Input data interface: InputFormat
- The default implementation class is TextInputFormat
- TextInputFormat reads one line of text at a time and returns the starting offset of the changed line as key and the contents of the line as value
- KeyValueTextInputFormat Each row is a row separated by key and value delimiters. The default separator is TAB (\t)

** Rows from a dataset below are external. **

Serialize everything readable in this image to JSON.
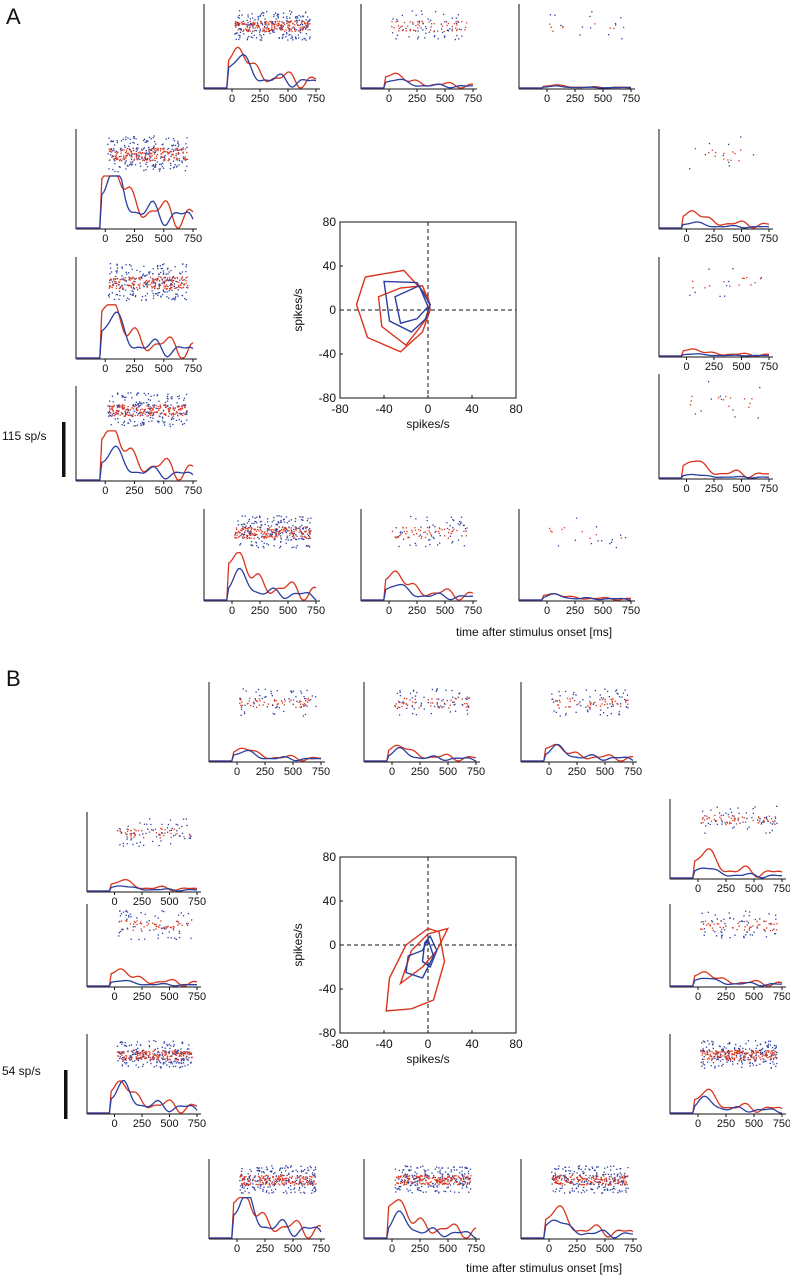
{
  "figure": {
    "panel_A_letter": "A",
    "panel_B_letter": "B",
    "x_axis_title": "time after stimulus onset [ms]",
    "colors": {
      "red": "#d9351e",
      "blue": "#2a3fa0",
      "axis": "#111111"
    }
  },
  "chart_data": [
    {
      "type": "line",
      "panel": "A",
      "subplot": "psth-grid",
      "scale_bar_label": "115 sp/s",
      "scale_bar_value": 115,
      "x_ticks": [
        0,
        250,
        500,
        750
      ],
      "xlim": [
        -250,
        750
      ],
      "series_colors": [
        "red",
        "blue"
      ],
      "cells": [
        {
          "pos": "top-1",
          "red_peak": 0.7,
          "blue_peak": 0.55,
          "density": "high"
        },
        {
          "pos": "top-2",
          "red_peak": 0.25,
          "blue_peak": 0.15,
          "density": "medium"
        },
        {
          "pos": "top-3",
          "red_peak": 0.05,
          "blue_peak": 0.03,
          "density": "sparse"
        },
        {
          "pos": "left-1",
          "red_peak": 1.0,
          "blue_peak": 0.85,
          "density": "high"
        },
        {
          "pos": "left-2",
          "red_peak": 0.8,
          "blue_peak": 0.6,
          "density": "high"
        },
        {
          "pos": "left-3",
          "red_peak": 0.85,
          "blue_peak": 0.45,
          "density": "high"
        },
        {
          "pos": "right-1",
          "red_peak": 0.25,
          "blue_peak": 0.08,
          "density": "sparse"
        },
        {
          "pos": "right-2",
          "red_peak": 0.1,
          "blue_peak": 0.03,
          "density": "sparse"
        },
        {
          "pos": "right-3",
          "red_peak": 0.25,
          "blue_peak": 0.05,
          "density": "sparse"
        },
        {
          "pos": "bottom-1",
          "red_peak": 0.75,
          "blue_peak": 0.4,
          "density": "high"
        },
        {
          "pos": "bottom-2",
          "red_peak": 0.45,
          "blue_peak": 0.25,
          "density": "medium"
        },
        {
          "pos": "bottom-3",
          "red_peak": 0.1,
          "blue_peak": 0.08,
          "density": "sparse"
        }
      ]
    },
    {
      "type": "line",
      "panel": "A",
      "subplot": "polar",
      "xlabel": "spikes/s",
      "ylabel": "spikes/s",
      "xlim": [
        -80,
        80
      ],
      "ylim": [
        -80,
        80
      ],
      "x_ticks": [
        -80,
        -40,
        0,
        40,
        80
      ],
      "y_ticks": [
        -80,
        -40,
        0,
        40,
        80
      ],
      "series": [
        {
          "name": "",
          "color": "red",
          "points": [
            [
              -65,
              5
            ],
            [
              -57,
              30
            ],
            [
              -22,
              36
            ],
            [
              0,
              12
            ],
            [
              2,
              0
            ],
            [
              -5,
              -20
            ],
            [
              -25,
              -38
            ],
            [
              -55,
              -25
            ],
            [
              -65,
              5
            ]
          ]
        },
        {
          "name": "",
          "color": "red",
          "points": [
            [
              -45,
              12
            ],
            [
              -25,
              20
            ],
            [
              -5,
              22
            ],
            [
              2,
              5
            ],
            [
              -3,
              -10
            ],
            [
              -20,
              -32
            ],
            [
              -42,
              -15
            ],
            [
              -45,
              12
            ]
          ]
        },
        {
          "name": "",
          "color": "blue",
          "points": [
            [
              -40,
              26
            ],
            [
              -10,
              25
            ],
            [
              2,
              5
            ],
            [
              -2,
              -8
            ],
            [
              -15,
              -20
            ],
            [
              -35,
              -10
            ],
            [
              -40,
              26
            ]
          ]
        },
        {
          "name": "",
          "color": "blue",
          "points": [
            [
              -30,
              12
            ],
            [
              -8,
              22
            ],
            [
              0,
              3
            ],
            [
              -10,
              -8
            ],
            [
              -25,
              -12
            ],
            [
              -30,
              12
            ]
          ]
        }
      ]
    },
    {
      "type": "line",
      "panel": "B",
      "subplot": "psth-grid",
      "scale_bar_label": "54 sp/s",
      "scale_bar_value": 54,
      "x_ticks": [
        0,
        250,
        500,
        750
      ],
      "xlim": [
        -250,
        750
      ],
      "series_colors": [
        "red",
        "blue"
      ],
      "cells": [
        {
          "pos": "top-1",
          "red_peak": 0.25,
          "blue_peak": 0.18,
          "density": "medium"
        },
        {
          "pos": "top-2",
          "red_peak": 0.3,
          "blue_peak": 0.2,
          "density": "medium"
        },
        {
          "pos": "top-3",
          "red_peak": 0.3,
          "blue_peak": 0.25,
          "density": "medium"
        },
        {
          "pos": "left-1",
          "red_peak": 0.2,
          "blue_peak": 0.1,
          "density": "medium"
        },
        {
          "pos": "left-2",
          "red_peak": 0.3,
          "blue_peak": 0.1,
          "density": "medium"
        },
        {
          "pos": "left-3",
          "red_peak": 0.6,
          "blue_peak": 0.5,
          "density": "high"
        },
        {
          "pos": "right-1",
          "red_peak": 0.5,
          "blue_peak": 0.2,
          "density": "medium"
        },
        {
          "pos": "right-2",
          "red_peak": 0.25,
          "blue_peak": 0.15,
          "density": "medium"
        },
        {
          "pos": "right-3",
          "red_peak": 0.4,
          "blue_peak": 0.25,
          "density": "high"
        },
        {
          "pos": "bottom-1",
          "red_peak": 0.85,
          "blue_peak": 0.75,
          "density": "high"
        },
        {
          "pos": "bottom-2",
          "red_peak": 0.7,
          "blue_peak": 0.4,
          "density": "high"
        },
        {
          "pos": "bottom-3",
          "red_peak": 0.55,
          "blue_peak": 0.35,
          "density": "high"
        }
      ]
    },
    {
      "type": "line",
      "panel": "B",
      "subplot": "polar",
      "xlabel": "spikes/s",
      "ylabel": "spikes/s",
      "xlim": [
        -80,
        80
      ],
      "ylim": [
        -80,
        80
      ],
      "x_ticks": [
        -80,
        -40,
        0,
        40,
        80
      ],
      "y_ticks": [
        -80,
        -40,
        0,
        40,
        80
      ],
      "series": [
        {
          "name": "",
          "color": "red",
          "points": [
            [
              -38,
              -60
            ],
            [
              -35,
              -30
            ],
            [
              -20,
              0
            ],
            [
              0,
              15
            ],
            [
              10,
              12
            ],
            [
              15,
              -15
            ],
            [
              5,
              -50
            ],
            [
              -15,
              -58
            ],
            [
              -38,
              -60
            ]
          ]
        },
        {
          "name": "",
          "color": "red",
          "points": [
            [
              -25,
              -35
            ],
            [
              -15,
              -5
            ],
            [
              0,
              10
            ],
            [
              18,
              15
            ],
            [
              8,
              -5
            ],
            [
              -5,
              -20
            ],
            [
              -25,
              -35
            ]
          ]
        },
        {
          "name": "",
          "color": "blue",
          "points": [
            [
              -20,
              -25
            ],
            [
              -18,
              -10
            ],
            [
              -5,
              -5
            ],
            [
              0,
              5
            ],
            [
              5,
              -10
            ],
            [
              -5,
              -30
            ],
            [
              -20,
              -25
            ]
          ]
        },
        {
          "name": "",
          "color": "blue",
          "points": [
            [
              -5,
              -15
            ],
            [
              -3,
              2
            ],
            [
              2,
              8
            ],
            [
              8,
              -5
            ],
            [
              2,
              -20
            ],
            [
              -5,
              -15
            ]
          ]
        }
      ]
    }
  ]
}
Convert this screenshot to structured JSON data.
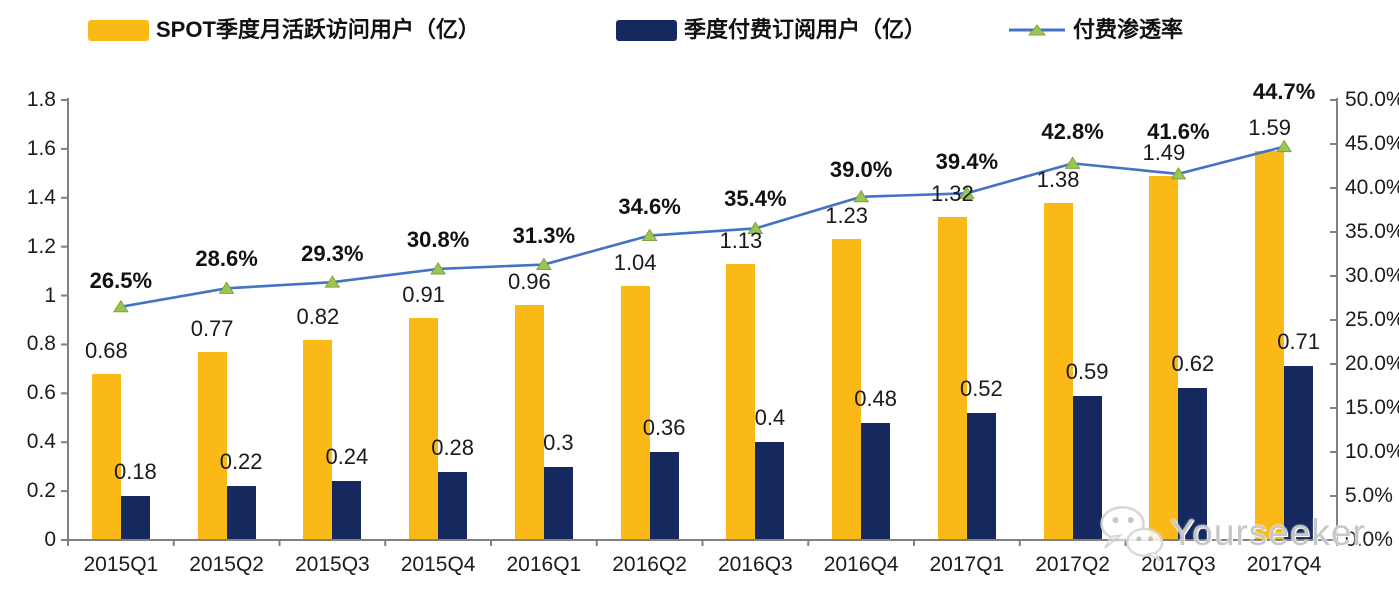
{
  "chart_data": {
    "type": "combo",
    "title": "",
    "categories": [
      "2015Q1",
      "2015Q2",
      "2015Q3",
      "2015Q4",
      "2016Q1",
      "2016Q2",
      "2016Q3",
      "2016Q4",
      "2017Q1",
      "2017Q2",
      "2017Q3",
      "2017Q4"
    ],
    "series": [
      {
        "name": "SPOT季度月活跃访问用户（亿）",
        "type": "bar",
        "axis": "left",
        "color": "#FBB917",
        "values": [
          0.68,
          0.77,
          0.82,
          0.91,
          0.96,
          1.04,
          1.13,
          1.23,
          1.32,
          1.38,
          1.49,
          1.59
        ],
        "labels": [
          "0.68",
          "0.77",
          "0.82",
          "0.91",
          "0.96",
          "1.04",
          "1.13",
          "1.23",
          "1.32",
          "1.38",
          "1.49",
          "1.59"
        ]
      },
      {
        "name": "季度付费订阅用户（亿）",
        "type": "bar",
        "axis": "left",
        "color": "#16295F",
        "values": [
          0.18,
          0.22,
          0.24,
          0.28,
          0.3,
          0.36,
          0.4,
          0.48,
          0.52,
          0.59,
          0.62,
          0.71
        ],
        "labels": [
          "0.18",
          "0.22",
          "0.24",
          "0.28",
          "0.3",
          "0.36",
          "0.4",
          "0.48",
          "0.52",
          "0.59",
          "0.62",
          "0.71"
        ]
      },
      {
        "name": "付费渗透率",
        "type": "line",
        "axis": "right",
        "color": "#4472C4",
        "marker_color": "#9CC653",
        "marker_stroke": "#7FA23E",
        "values": [
          26.5,
          28.6,
          29.3,
          30.8,
          31.3,
          34.6,
          35.4,
          39.0,
          39.4,
          42.8,
          41.6,
          44.7
        ],
        "labels": [
          "26.5%",
          "28.6%",
          "29.3%",
          "30.8%",
          "31.3%",
          "34.6%",
          "35.4%",
          "39.0%",
          "39.4%",
          "42.8%",
          "41.6%",
          "44.7%"
        ]
      }
    ],
    "left_axis": {
      "min": 0,
      "max": 1.8,
      "ticks": [
        "1.8",
        "1.6",
        "1.4",
        "1.2",
        "1",
        "0.8",
        "0.6",
        "0.4",
        "0.2",
        "0"
      ]
    },
    "right_axis": {
      "min": 0,
      "max": 50,
      "ticks": [
        "50.0%",
        "45.0%",
        "40.0%",
        "35.0%",
        "30.0%",
        "25.0%",
        "20.0%",
        "15.0%",
        "10.0%",
        "5.0%",
        "0.0%"
      ]
    },
    "grid": false,
    "legend_position": "top",
    "axis_color": "#808080"
  },
  "watermark": {
    "icon": "wechat-icon",
    "text": "Yourseeker"
  }
}
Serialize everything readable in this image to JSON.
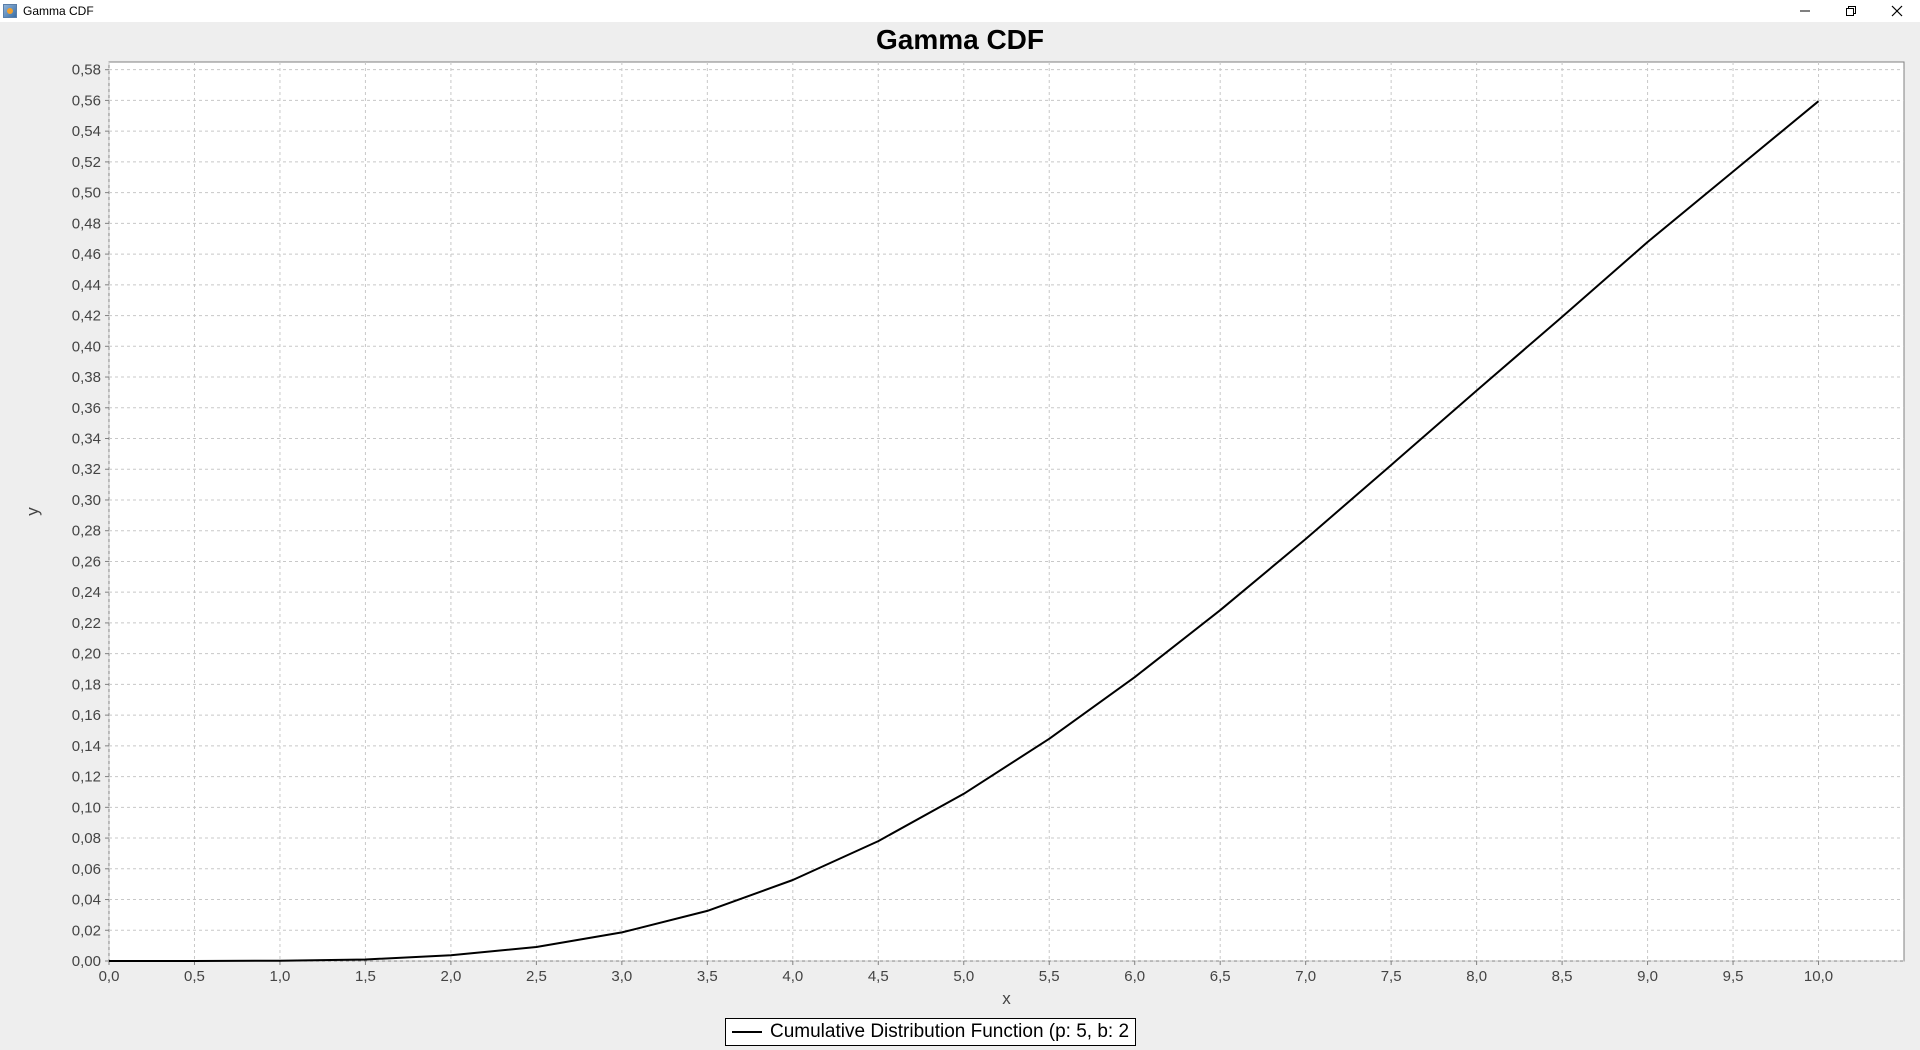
{
  "window": {
    "title": "Gamma CDF",
    "minimize_icon": "minimize-icon",
    "restore_icon": "restore-icon",
    "close_icon": "close-icon"
  },
  "chart_data": {
    "type": "line",
    "title": "Gamma CDF",
    "xlabel": "x",
    "ylabel": "y",
    "xlim": [
      0,
      10.5
    ],
    "ylim": [
      0,
      0.585
    ],
    "grid": true,
    "legend_position": "bottom-center",
    "x_ticks": [
      "0,0",
      "0,5",
      "1,0",
      "1,5",
      "2,0",
      "2,5",
      "3,0",
      "3,5",
      "4,0",
      "4,5",
      "5,0",
      "5,5",
      "6,0",
      "6,5",
      "7,0",
      "7,5",
      "8,0",
      "8,5",
      "9,0",
      "9,5",
      "10,0"
    ],
    "y_ticks": [
      "0,00",
      "0,02",
      "0,04",
      "0,06",
      "0,08",
      "0,10",
      "0,12",
      "0,14",
      "0,16",
      "0,18",
      "0,20",
      "0,22",
      "0,24",
      "0,26",
      "0,28",
      "0,30",
      "0,32",
      "0,34",
      "0,36",
      "0,38",
      "0,40",
      "0,42",
      "0,44",
      "0,46",
      "0,48",
      "0,50",
      "0,52",
      "0,54",
      "0,56",
      "0,58"
    ],
    "series": [
      {
        "name": "Cumulative Distribution Function (p: 5, b: 2",
        "color": "#000000",
        "x": [
          0.0,
          0.5,
          1.0,
          1.5,
          2.0,
          2.5,
          3.0,
          3.5,
          4.0,
          4.5,
          5.0,
          5.5,
          6.0,
          6.5,
          7.0,
          7.5,
          8.0,
          8.5,
          9.0,
          9.5,
          10.0
        ],
        "y": [
          0.0,
          0.0,
          0.0002,
          0.001,
          0.0037,
          0.0091,
          0.0186,
          0.0326,
          0.0527,
          0.078,
          0.1088,
          0.1446,
          0.1847,
          0.2283,
          0.2746,
          0.3227,
          0.3712,
          0.4191,
          0.4679,
          0.5137,
          0.5595
        ]
      }
    ]
  }
}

- NlineInputFormat Divides slices based on the specified number of rows N
- CombineTextInputFormat can combine multiple small files into a single slice to improve processing efficiency
- You can also customize the InputFormat
Logical processing interface: Mapper
- Users implement three of these methods based on business requirements: map(), setup(), and cleanup()
Partitoner partition
- There is a default implementation of HashPartitioner, where the logic is to return a partition number based on the hash value of the key and numstub
- You can customize partitions
Compareable sorting
- When you output a customized object as a key, you need to implement the WritableComparable interface and override the compareTo() method
- Partial sorting: Internal sorting of each file for final output
- Full sort: Sorts all data, usually only one Reduce
- Double sort: There are two conditions for sorting
Combiner merger
- Combiner merge improves program execution efficiency and reduces I/O transmission. However, it must not affect the original service processing results.
Reduce end group: GroupingComparator
- Group keys on the Reduce end. Application: When the received key is a bean object, group sorting can be used when one or more keys with the same field (all fields are different) are entered into the same Reduce method
Logical processing interface: Reducer
- Users implement three of these methods: reduce(), setup(), and cleanup()
Data output interface: OutputFormat
- The default implementation class is TextOutputFormat, and the function logic is: output a line to the target file for each KV pair
- SequenceFileOutputFormat output is used as input for subsequent MapReduce jobs. This is a good output format because it is compact and easy to compress
- User-defined OutputFormat

summary

This paper mainly summarizes the theory and practice of MR development, continue to come!